Revenus 2007 : Des écarts importants entre systèmes laitiers

Annick Conté

L'Institut de l'élevage a évalué l'impact des conditions de production de 2007 sur le revenu à partir de 27 cas types(1) bâtis à partir des Réseaux d'élevages.

« L'année 2007 a été marquée par l'envolée du prix des céréales qui profite surtout aux
systèmes polyculteurs », souligne l'Institut de l'élevage. Malgré la baisse des rendements,
la flambée des cours a été telle que le produit « cultures » augmente partout de l'ordre de 40
% à 45 %.
À cet effet « prix des céréales », se rajoute un effet volume de lait lié aux allocations
exceptionnelles de fin de campagne. « La hausse du prix du lait permet en général aux
spécialisés de compenser la hausse des charges (concentrés, engrais, énergies),
constate l'Institut.
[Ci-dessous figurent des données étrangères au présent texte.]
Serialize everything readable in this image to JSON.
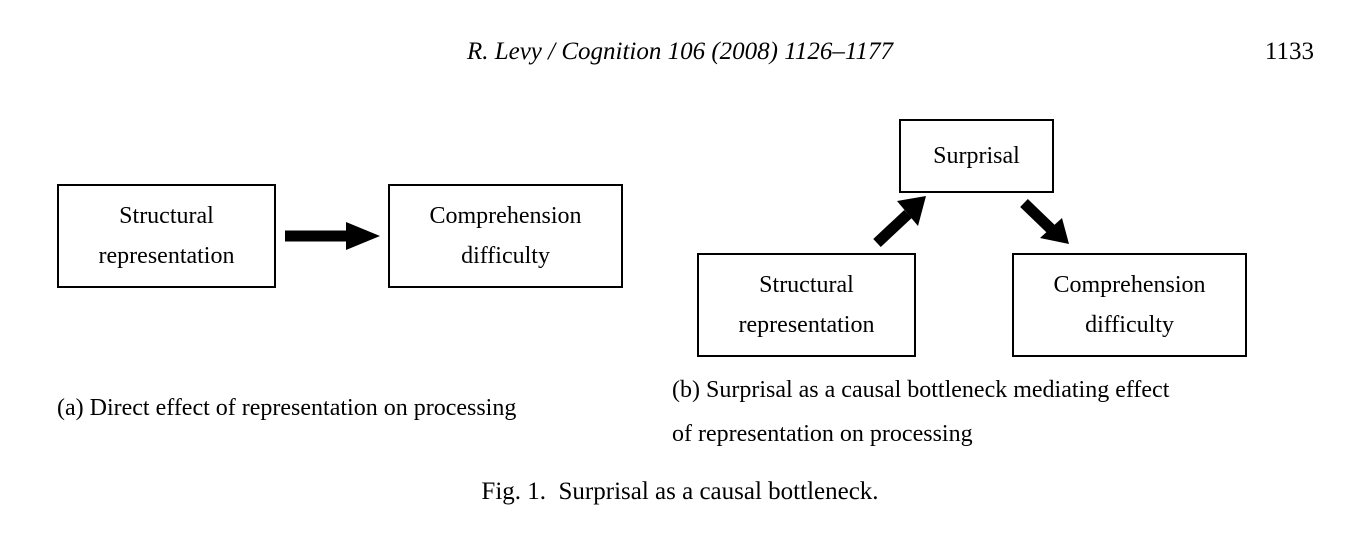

Nos systèmes-types affichent une hausse de l'ordre de 7 % en moyenne
sur l'année 2007, à l'exception des zones AOC de l'Est. »
Au « mieux », le prix du lait s'est maintenu dans cette région (Comté et Beaufort) ; le prix du
lait des IGP Tomme et Emmental a même baissé de 11 euros pour 1000 litres. Par ailleurs,
l'excès de pluviométrie a pénalisé la qualité et l'ingestion des foins qui constituent la quasi-
totalité des stocks des systèmes des montagnes de l'Est. La production au pâturage a
aussi souffert du climat. Les livraisons sont donc en baisse de 1 % en Franche-Comté et
de 3 % dans les avant-pays de Savoie.



Année difficile pour les zones AOC de l'Est

Au final dans les montagnes de l'Est, l'excédent brut d'exploitation (EBE) chute en 2007 de 5
% à 9 % suivant les systèmes. Il est également en baisse dans les systèmes herbagers
double troupeau du Massif central (- 3 %). En Auvergne, la collecte a aussi baissé de 2,4
%.
Par contre, dans les autres régions, l'EBE progresse dans tous les systèmes étudiés à
l'exception des systèmes herbagers des Pays de la Loire (- 3 %) et de Bretagne (- 1 %),
pénalisés eux aussi par des récoltes de fourrages difficiles. La progression de l'EBE varie
de + 3 % jusqu'à + 21 % suivant les cas types. Ceux qui s'en sortent le mieux sont les
polyculteurs ; les spécialisés maïs de l'Ouest se situent dans une fourchette de + 8 % à +
13 %.
Une analyse des revenus disponibles sur la période 2001-2006 montre par ailleurs que
l'écart s'accentue entre la plaine et la montagne. Si les systèmes spécialisés de plaine et les
polyculteurs s'en tirent avec un résultat en hausse de 30 % en six ans, les spécialisés de
montagne et ceux pratiquant l'agriculture biologique voient leur revenu disponible par unité
de main-d'oeuvre non salariée baisser de 5 % à 10 %. Tandis que les systèmes mixtes lait
et viande bovine affichent une évolution intermédiaire.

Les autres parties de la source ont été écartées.